Transit Lightcurves of Extrasolar Planets Orbiting Rapidly-Rotating Stars

TL;DR

This paper discusses how transits of extrasolar planets across rapidly rotating, oblate stars with gravity darkening produce unique lightcurves that can reveal the planets' spin-orbit alignment, aiding understanding of planet formation.

Contribution

It introduces the use of transit lightcurves of planets around rapidly rotating stars to determine spin-orbit alignment, a novel method compared to traditional spectroscopic techniques.

Findings

Transit lightcurves show distinctive signatures of gravity darkening.

Lightcurve analysis can determine spin-orbit alignment without spectroscopic measurements.

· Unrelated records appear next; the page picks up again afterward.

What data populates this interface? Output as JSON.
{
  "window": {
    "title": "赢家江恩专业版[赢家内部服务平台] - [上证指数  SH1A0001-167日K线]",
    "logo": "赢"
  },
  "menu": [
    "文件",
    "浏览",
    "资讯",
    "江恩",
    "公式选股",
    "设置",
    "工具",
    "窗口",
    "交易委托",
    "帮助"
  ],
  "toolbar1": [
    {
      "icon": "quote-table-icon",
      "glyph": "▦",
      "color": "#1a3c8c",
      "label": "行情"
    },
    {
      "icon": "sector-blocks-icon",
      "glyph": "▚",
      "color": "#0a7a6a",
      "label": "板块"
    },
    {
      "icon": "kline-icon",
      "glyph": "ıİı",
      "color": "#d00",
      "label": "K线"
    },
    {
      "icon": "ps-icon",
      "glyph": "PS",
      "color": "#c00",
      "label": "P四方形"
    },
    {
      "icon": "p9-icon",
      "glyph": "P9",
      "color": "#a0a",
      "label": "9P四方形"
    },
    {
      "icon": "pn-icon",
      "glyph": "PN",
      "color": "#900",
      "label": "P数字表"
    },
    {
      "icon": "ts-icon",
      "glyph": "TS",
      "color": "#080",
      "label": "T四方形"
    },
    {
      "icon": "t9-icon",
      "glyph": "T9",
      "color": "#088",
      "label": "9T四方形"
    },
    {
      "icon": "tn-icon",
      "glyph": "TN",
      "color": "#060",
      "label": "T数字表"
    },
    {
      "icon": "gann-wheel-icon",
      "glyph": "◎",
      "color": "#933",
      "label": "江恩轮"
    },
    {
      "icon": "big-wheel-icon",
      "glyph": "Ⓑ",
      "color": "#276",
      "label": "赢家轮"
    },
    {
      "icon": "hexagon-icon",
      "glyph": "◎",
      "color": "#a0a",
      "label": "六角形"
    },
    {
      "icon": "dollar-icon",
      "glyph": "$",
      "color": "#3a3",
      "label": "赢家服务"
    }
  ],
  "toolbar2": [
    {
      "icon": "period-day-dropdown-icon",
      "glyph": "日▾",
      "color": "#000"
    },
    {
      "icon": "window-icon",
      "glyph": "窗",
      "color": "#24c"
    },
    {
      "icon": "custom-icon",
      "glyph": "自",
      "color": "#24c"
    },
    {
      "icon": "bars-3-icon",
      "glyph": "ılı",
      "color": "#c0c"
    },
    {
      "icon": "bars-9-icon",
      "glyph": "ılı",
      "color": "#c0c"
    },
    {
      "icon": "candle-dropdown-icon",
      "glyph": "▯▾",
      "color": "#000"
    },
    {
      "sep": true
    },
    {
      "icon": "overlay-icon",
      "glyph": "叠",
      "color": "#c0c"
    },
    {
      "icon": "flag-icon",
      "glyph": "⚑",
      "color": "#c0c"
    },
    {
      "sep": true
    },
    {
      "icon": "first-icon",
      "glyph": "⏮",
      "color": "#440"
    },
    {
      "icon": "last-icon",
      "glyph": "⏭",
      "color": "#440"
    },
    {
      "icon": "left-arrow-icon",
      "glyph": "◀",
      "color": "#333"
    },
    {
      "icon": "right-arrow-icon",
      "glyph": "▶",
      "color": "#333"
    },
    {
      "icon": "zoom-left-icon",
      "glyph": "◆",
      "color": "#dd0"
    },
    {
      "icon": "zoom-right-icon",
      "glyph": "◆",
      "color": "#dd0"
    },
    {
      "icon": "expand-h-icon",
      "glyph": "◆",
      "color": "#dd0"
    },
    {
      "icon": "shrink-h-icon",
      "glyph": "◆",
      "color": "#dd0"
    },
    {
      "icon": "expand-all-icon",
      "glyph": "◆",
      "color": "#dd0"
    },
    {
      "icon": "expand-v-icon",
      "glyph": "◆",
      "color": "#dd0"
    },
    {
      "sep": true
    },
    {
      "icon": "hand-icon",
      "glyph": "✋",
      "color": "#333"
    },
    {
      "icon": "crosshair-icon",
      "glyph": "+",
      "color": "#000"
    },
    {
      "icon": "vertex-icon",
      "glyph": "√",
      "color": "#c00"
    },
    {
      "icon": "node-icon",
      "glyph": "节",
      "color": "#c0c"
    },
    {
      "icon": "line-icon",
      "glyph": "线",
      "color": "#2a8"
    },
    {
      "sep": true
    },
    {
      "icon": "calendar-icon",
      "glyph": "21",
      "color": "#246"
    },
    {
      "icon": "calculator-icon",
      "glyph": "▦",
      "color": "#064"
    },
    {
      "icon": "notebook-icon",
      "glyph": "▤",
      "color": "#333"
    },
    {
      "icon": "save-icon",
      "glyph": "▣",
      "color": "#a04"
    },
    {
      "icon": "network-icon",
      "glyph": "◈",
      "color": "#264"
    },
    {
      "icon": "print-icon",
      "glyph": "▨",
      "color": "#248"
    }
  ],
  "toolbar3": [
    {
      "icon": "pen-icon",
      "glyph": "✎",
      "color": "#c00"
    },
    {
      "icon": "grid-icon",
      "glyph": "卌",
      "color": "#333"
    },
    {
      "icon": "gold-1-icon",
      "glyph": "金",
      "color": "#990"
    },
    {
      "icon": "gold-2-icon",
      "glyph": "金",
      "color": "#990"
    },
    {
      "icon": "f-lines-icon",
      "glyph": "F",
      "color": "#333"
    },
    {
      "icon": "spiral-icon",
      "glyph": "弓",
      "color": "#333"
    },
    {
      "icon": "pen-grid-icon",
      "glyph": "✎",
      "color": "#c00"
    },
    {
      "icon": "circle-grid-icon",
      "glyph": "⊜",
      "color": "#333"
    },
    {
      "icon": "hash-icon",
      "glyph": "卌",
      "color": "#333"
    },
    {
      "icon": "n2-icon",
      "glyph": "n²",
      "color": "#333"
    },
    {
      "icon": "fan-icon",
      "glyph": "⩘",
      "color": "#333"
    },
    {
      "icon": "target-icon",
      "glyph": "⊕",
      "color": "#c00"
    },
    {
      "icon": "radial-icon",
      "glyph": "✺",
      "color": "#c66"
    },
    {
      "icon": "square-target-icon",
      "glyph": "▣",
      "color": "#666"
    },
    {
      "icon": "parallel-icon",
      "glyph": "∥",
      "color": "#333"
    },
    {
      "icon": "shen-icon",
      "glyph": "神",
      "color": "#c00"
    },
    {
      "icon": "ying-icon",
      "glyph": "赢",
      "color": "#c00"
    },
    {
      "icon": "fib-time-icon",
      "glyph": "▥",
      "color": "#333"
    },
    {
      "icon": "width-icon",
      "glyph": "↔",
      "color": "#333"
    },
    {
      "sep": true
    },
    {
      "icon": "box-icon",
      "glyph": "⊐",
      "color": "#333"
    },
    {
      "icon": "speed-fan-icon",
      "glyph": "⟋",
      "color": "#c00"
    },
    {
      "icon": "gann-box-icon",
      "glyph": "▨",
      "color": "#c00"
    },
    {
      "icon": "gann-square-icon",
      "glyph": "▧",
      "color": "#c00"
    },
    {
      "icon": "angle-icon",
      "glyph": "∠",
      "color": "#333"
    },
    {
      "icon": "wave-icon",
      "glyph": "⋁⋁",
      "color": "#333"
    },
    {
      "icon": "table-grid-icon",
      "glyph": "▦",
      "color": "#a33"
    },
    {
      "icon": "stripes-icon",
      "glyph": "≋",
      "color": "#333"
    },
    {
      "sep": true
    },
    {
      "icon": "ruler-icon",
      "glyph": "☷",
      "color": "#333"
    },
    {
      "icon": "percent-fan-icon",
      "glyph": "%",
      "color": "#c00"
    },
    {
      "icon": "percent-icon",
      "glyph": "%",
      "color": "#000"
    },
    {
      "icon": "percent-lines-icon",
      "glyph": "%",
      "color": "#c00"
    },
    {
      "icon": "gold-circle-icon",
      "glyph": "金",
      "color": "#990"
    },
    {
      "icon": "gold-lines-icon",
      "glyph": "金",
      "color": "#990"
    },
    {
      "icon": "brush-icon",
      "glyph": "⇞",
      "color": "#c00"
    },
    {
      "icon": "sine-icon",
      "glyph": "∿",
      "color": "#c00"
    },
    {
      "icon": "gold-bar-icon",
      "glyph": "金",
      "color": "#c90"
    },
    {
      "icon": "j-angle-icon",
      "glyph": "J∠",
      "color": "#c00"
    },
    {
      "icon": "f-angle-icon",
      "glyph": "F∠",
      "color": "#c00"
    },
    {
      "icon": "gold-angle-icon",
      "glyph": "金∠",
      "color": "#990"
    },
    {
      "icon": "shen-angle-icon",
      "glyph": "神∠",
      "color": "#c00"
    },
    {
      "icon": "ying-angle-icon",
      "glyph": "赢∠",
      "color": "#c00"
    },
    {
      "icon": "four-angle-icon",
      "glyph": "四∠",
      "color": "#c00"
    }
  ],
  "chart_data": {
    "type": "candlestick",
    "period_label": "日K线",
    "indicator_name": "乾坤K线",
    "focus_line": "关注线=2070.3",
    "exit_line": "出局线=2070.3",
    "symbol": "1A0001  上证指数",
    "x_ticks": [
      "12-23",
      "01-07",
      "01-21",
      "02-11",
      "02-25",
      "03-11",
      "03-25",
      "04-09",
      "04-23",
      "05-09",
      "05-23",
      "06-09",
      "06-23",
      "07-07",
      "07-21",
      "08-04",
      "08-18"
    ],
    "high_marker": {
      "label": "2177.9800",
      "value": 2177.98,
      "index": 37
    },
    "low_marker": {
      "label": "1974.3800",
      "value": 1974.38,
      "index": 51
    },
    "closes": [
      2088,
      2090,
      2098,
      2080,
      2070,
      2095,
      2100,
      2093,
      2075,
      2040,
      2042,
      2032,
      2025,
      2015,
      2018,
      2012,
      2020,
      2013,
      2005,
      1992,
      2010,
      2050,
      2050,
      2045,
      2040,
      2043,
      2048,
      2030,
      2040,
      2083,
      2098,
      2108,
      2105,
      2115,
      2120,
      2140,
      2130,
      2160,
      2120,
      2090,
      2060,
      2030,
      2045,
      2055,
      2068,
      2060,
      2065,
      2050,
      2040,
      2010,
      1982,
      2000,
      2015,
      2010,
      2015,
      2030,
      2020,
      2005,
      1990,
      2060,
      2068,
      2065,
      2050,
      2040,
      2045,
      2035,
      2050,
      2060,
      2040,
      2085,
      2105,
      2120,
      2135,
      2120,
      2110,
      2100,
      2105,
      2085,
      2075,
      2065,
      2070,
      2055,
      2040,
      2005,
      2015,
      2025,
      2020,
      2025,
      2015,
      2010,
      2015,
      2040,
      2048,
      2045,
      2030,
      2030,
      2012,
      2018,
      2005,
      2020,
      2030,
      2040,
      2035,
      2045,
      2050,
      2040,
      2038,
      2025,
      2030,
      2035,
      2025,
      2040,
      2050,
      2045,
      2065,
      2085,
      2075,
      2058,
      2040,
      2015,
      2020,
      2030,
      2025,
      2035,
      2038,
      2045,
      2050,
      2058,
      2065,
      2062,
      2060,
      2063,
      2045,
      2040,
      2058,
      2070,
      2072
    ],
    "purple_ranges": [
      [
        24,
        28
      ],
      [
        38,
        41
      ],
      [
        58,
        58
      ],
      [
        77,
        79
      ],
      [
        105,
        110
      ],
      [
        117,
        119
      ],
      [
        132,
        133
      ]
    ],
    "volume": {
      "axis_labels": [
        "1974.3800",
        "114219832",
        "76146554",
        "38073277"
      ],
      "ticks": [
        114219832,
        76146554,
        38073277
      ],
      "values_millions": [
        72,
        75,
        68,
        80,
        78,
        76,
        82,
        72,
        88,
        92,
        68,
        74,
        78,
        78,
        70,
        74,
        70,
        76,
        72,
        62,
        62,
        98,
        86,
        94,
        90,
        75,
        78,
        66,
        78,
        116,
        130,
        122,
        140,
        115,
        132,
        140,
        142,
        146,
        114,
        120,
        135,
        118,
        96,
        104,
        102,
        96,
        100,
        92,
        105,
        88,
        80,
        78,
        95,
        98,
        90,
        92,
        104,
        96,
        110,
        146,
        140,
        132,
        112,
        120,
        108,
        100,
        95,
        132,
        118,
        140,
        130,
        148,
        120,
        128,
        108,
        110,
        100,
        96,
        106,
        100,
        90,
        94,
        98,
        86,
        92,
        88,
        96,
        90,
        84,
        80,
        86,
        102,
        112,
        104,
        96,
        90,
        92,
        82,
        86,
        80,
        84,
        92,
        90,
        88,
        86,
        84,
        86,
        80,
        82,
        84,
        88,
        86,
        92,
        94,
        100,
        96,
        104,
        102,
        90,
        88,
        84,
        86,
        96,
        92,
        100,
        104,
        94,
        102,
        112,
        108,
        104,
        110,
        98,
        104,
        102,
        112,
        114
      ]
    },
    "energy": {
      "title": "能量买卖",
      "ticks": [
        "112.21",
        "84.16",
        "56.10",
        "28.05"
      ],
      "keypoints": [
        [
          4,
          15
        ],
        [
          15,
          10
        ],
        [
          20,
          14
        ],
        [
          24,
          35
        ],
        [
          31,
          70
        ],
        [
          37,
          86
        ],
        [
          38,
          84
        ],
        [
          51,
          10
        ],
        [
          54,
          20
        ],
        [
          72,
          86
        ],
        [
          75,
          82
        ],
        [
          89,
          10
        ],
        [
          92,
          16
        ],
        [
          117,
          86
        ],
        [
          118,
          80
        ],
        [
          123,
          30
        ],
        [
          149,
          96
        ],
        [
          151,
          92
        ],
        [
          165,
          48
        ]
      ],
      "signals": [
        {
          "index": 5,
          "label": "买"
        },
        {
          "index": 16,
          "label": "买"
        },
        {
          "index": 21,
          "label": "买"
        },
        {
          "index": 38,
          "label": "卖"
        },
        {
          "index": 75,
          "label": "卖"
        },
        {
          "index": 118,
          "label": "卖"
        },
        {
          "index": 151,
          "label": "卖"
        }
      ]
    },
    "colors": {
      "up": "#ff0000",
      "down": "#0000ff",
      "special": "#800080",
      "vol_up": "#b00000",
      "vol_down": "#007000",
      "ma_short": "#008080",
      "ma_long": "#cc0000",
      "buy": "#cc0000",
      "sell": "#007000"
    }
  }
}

Kepler data will enable the study of planet formation around high-mass stars.

Abstract

Main-sequence stars earlier than spectral type ~F6 or so are expected to rotate rapidly due to their radiative exteriors. This rapid rotation leads to an oblate stellar figure. It also induces the photosphere to be hotter (by up to several thousand Kelvin) at the pole than at the equator as a result of a process called gravity darkening that was first predicted by von Zeipel (1924). Transits of extrasolar planets across such a non-uniform, oblate disk yield unusual and distinctive lightcurves that can be used to determine the relative alignment of the stellar rotation pole and the planet orbit normal. This spin-orbit alignment can be used to constrain models of planet formation and evolution. Orderly planet formation and migration within a disk that is coplanar with the stellar equator will result in spin-orbit alignment. More violent planet-planet scattering events should yield spin-orbit misaligned planets. Rossiter-McLaughlin measurements of transits of lower-mass stars show that some planets are spin-orbit aligned, and some are not. Since Rossiter-McLaughlin measurements are difficult around rapid rotators, lightcurve photometry may be the best way to determine the spin-orbit alignment of planets around massive stars. The Kepler mission will monitor ~10^4 of these stars within its sample. The lightcurves of any detected planets will allow us to probe the planet formation process around high-mass stars for the first time.